Be honest in all your dealings, though it may cost you your life.
IT WAS FREEZING cold, and dangerously dark in the alleyway, as Lukas Atzwig slowly picked his way through the altquarter towards his target. Tall and strong, with smartly cropped blond hair and a handsome face that bore only a few scars and no pockmarks, Lukas was an imposing figure. Clad in black and brown leathers, with a sword at his side and a knife in his boot he was well protected for the night's work. The small box was in his left hand, leaving his right free to protect himself if the need arose. The crunch and squelch of detritus beneath his feet and the scuttling of small, creeping things were the only sounds. Even the shrieks and cries that punctuated any normal Altdorf night seemed curiously absent as Lukas picked his way from one alleyway to the next.
The instructions were simple enough, he reasoned, stepping over a deep pool of stinking liquid. Gain entry by making use of their abhorrent secret sign. Traverse their foul underground domain, and locate Garramond Kerr. Capture him and slay his accomplices. Bring the 'product' back to the witch hunter, and leave everything within as it was found, to facilitate his investigations.

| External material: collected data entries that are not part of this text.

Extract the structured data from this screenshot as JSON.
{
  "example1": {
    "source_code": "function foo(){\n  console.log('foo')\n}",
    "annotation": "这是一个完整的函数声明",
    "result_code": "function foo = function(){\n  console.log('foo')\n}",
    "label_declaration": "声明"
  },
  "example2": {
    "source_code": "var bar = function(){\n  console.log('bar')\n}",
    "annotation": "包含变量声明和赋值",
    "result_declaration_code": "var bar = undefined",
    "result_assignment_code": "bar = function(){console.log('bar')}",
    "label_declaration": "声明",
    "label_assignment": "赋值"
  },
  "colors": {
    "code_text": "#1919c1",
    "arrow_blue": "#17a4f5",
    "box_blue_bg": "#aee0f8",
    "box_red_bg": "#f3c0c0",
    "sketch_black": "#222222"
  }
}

Lukas Atzwig was a squire in the Order of the Hammer and danger held little fear for him now - he had seen far too much. For seven years he had served Gotthard Jaeger with enthusiasm and dedication, but the old knight had fallen in battle at Middenheim, hewn down by a servant of Chaos, leaving Lukas masterless and totally at the mercy of the order. And merciful though it was, the order could not merely elevate someone of low birth such as Lukas to a full knight, merely because his master had died - such an act would be at odds with the noble lineage of the order and make mockery of its heritage. Constantin Brandaur had explained this to him in hushed tones the day that Gotthard had fallen. If there was anything he could have done, he would have. The grand master assured him of that.